Cour de cassation · Arrêt
Chambre sociale — pourvoi n° 07-40.905
Arrêt du 29 novembre 2007Pourvoi n° 07-40.905
- Solution
- Rejet
- Publication
- Non publié
- ECLI
- ECLI:FR:CCASS:2007:SO02448
Repère documentaire
Synthèse de la décision
- Faits: Attendu qu'en se prononçant sur la loi applicable au contrat de travail liant les parties, la cour d'appel a tranché, dans son dispositif, une partie du principal, de sorte que le pourvoi était immédiatement recevable.

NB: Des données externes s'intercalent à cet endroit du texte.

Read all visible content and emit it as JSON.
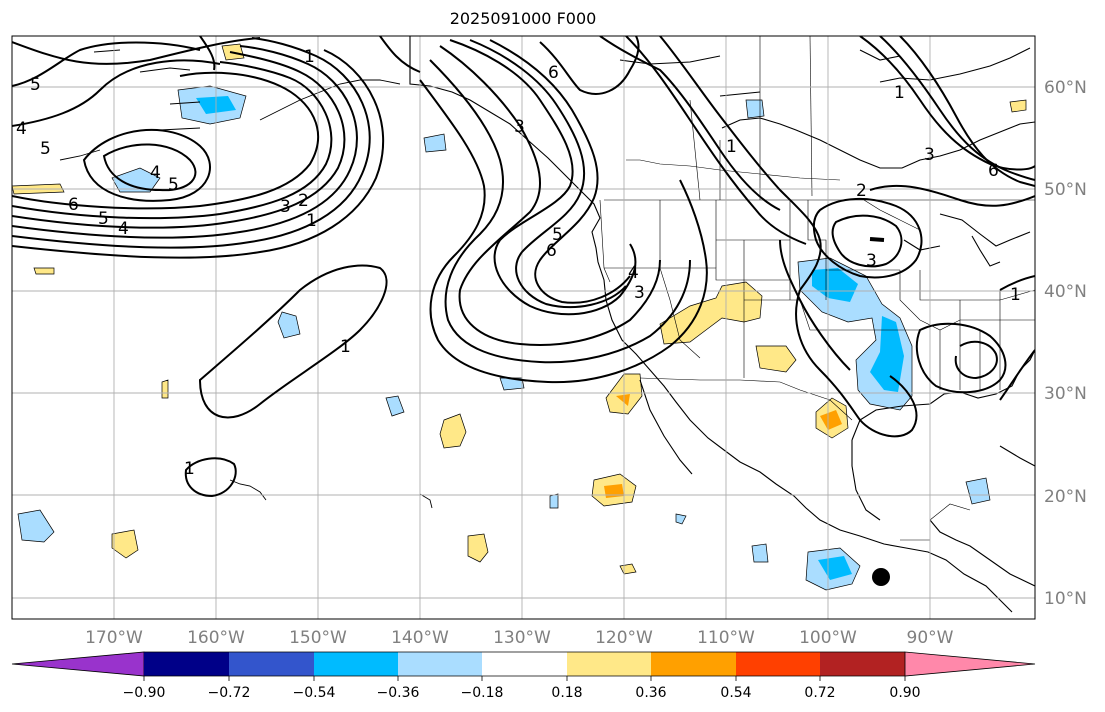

- Réponse: Mais attendu qu'en application de l'article 6 de la Convention de Rome du 19 juin 1980, le contrat de travail est régi par la loi choisie par les parties ou, à défaut, par la loi où le travailleur accomplit habituellement son travail, à moins qu'il ne résulte de l'ensemble des circonstances que le contrat de travail présente des liens plus étroits avec un autre pays, auquel cas la loi de cet autre pays est applicable.
- Solution: Rejet.
Procédure
Chronologie du litige
- Arrêt de cassation Cour de cassation
Document officiel
Texte intégral
19 paragraphes affichés intégralement — le texte officiel prévaut sur les enrichissements documentaires.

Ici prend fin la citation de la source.